Jejaring AMPL mengadakan diskusi membahas rancangan peraturan pemerintah terkait pengelolaan sampah. Foto Bowo Leksono
Prinsip Dasar Desain PSBM Walaupun belum menjadi suatu kesepakatan namun beberapa prinsip dasar desain PSBM dapat dirangkum sebagai berikut. Pertama. Batas wilayah yang jelas. Pembatasan wilayah ini menjadi penting untuk menentukan jangkauan pelayanan dan kemudian batas wilayah kegiatan penagihan. Kedua. Keseimbangan antara Manfaat dan Biaya. Prinsip ini pada dasarnya membandingkan retribusi atau biaya dengan jumlah timbulan sampah. Semakin banyak timbulan sebuah rumah tangga, semakin besar biaya yang harus ditanggungnya. Ketiga. Pelibatan Masyarakat. Masyarakat diperkenankan dan didorong untuk berpartisipasi dalam keseluruhan proses, memberi masukan bagi pengelola dan meminta bantuan jika menghadapi masalah. Keempat. Pemantauan. Masyarakat diberi peluang untuk memantau pelaksanaan kegiatan, termasuk melaporkan pelanggaran yang terjadi seperti membuang sampah sembarangan. Kelima. Sanksi. Barang siapa yang melanggar kesepakatan dan atau tidak membayar retribusi, bahkan tidak berpartisipasi akan dikenai sanksi sesuai kesepakatan. Keenam. Hak untuk berorganisasi.

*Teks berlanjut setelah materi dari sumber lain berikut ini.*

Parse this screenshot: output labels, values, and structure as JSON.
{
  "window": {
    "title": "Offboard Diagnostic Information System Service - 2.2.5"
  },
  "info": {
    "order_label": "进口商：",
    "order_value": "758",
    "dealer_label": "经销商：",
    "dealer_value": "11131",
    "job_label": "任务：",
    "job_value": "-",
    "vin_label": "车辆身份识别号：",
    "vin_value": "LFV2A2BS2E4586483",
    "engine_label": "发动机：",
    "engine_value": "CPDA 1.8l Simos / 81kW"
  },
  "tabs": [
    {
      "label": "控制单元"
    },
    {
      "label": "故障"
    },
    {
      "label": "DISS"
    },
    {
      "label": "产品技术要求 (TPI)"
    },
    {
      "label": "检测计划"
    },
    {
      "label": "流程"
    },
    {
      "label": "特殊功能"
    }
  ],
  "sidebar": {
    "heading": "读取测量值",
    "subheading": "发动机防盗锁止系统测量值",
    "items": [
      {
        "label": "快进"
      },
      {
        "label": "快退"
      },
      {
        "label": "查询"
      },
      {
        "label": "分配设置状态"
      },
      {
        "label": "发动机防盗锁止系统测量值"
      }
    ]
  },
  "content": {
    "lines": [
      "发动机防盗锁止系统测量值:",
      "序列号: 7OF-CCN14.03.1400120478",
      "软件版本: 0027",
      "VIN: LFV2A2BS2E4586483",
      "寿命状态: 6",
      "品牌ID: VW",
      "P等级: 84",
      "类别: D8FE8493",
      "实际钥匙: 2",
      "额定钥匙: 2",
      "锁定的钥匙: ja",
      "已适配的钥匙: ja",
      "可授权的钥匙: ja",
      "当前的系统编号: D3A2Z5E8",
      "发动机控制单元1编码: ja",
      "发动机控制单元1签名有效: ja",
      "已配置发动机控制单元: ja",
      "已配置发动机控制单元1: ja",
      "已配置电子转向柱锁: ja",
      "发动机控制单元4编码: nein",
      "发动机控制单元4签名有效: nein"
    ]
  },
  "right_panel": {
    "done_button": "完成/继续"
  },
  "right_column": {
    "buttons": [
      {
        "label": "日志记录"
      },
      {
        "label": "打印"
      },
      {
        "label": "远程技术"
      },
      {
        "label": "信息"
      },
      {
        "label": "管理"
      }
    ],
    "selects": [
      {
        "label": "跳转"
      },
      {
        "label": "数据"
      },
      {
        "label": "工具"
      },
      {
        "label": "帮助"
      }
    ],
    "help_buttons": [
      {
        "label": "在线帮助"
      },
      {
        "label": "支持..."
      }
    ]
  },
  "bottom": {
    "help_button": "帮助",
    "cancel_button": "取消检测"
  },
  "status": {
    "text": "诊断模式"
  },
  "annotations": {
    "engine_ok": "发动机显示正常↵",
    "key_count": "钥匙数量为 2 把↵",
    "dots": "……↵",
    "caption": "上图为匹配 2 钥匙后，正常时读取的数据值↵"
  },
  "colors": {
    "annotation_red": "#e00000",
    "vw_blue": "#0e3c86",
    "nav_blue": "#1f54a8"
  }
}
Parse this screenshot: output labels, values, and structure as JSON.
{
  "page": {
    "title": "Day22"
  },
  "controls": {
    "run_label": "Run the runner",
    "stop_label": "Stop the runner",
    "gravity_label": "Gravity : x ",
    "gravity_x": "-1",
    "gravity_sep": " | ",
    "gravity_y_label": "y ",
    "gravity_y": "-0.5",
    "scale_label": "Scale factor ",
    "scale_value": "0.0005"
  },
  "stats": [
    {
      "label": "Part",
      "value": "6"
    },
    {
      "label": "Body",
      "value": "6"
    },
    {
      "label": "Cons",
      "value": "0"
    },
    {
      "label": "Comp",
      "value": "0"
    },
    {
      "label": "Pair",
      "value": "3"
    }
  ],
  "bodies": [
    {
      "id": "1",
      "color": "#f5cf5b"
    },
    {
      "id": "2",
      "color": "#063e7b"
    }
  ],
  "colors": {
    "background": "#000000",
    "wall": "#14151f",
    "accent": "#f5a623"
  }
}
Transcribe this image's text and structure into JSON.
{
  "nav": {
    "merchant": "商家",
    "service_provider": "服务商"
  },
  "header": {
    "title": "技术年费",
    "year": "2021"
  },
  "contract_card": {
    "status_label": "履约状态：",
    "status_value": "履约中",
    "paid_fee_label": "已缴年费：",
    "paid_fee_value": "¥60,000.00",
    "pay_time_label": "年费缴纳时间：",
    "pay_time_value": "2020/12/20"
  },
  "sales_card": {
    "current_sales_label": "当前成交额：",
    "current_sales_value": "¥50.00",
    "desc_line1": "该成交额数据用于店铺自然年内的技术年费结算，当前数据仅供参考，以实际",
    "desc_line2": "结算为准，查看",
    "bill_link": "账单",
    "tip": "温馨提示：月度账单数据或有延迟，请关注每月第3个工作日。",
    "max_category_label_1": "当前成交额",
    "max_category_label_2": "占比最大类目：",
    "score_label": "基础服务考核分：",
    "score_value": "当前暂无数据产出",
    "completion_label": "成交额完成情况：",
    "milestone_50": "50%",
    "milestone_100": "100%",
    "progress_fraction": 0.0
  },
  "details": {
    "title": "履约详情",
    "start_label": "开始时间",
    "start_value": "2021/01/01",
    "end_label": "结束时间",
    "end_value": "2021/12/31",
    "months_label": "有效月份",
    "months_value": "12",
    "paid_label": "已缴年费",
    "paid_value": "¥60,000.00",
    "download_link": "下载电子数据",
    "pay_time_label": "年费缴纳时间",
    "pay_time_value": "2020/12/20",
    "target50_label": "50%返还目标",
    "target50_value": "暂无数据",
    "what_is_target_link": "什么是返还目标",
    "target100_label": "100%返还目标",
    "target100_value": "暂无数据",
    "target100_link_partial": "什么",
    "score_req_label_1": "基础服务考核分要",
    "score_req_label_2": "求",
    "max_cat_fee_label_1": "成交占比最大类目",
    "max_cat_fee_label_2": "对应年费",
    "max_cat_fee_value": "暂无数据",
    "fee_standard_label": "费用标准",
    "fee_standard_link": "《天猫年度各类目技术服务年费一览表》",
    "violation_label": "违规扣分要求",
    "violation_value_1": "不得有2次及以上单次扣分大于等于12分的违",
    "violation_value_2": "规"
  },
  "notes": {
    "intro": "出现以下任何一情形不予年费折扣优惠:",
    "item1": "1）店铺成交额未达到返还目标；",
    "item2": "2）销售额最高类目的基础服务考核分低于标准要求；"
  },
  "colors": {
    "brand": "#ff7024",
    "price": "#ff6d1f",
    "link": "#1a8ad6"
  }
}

Masyarakat diperkenankan untuk membentuk organisasi sepanjang tidak bertentangan dengan aturan yang berlaku. Tantangan Replikasi Disadari bahwa kegiatan berskala proyek percontohan sangat berbeda dengan ketika dilakukan replikasi. Beberapa faktor penting perlu diperhatikan diantaranya (i) setiap intervensi yang baru harus dimulai secara berbeda tergantung pada faktor geografis, komposisi masyarakat dan kategori pendapatan. Walaupun pengalaman sebelumnya dapat dijadikan sebagai panduan; (ii) perubahan lokasi bahkan jika masih di dalam daerah administrasi yang sama mungkin memperoleh perlawanan. Misalnya usulan yang sama tidak disetujui oleh pemerintah desa di tempat yang baru; (iii) lingkungan berbeda membutuhkan pendekatan berbeda. Misalnya institusi pendidikan, kompleks perumahan pribadi, mempunyai peraturan yang berbeda. Selain itu, menghadapi ketergantungan finansial dapat disikapi dengan mendorong penanganan keuangan melalui skema usaha kecil bagi pengelolaan sampah domestik. (OM dari berbagai sumber).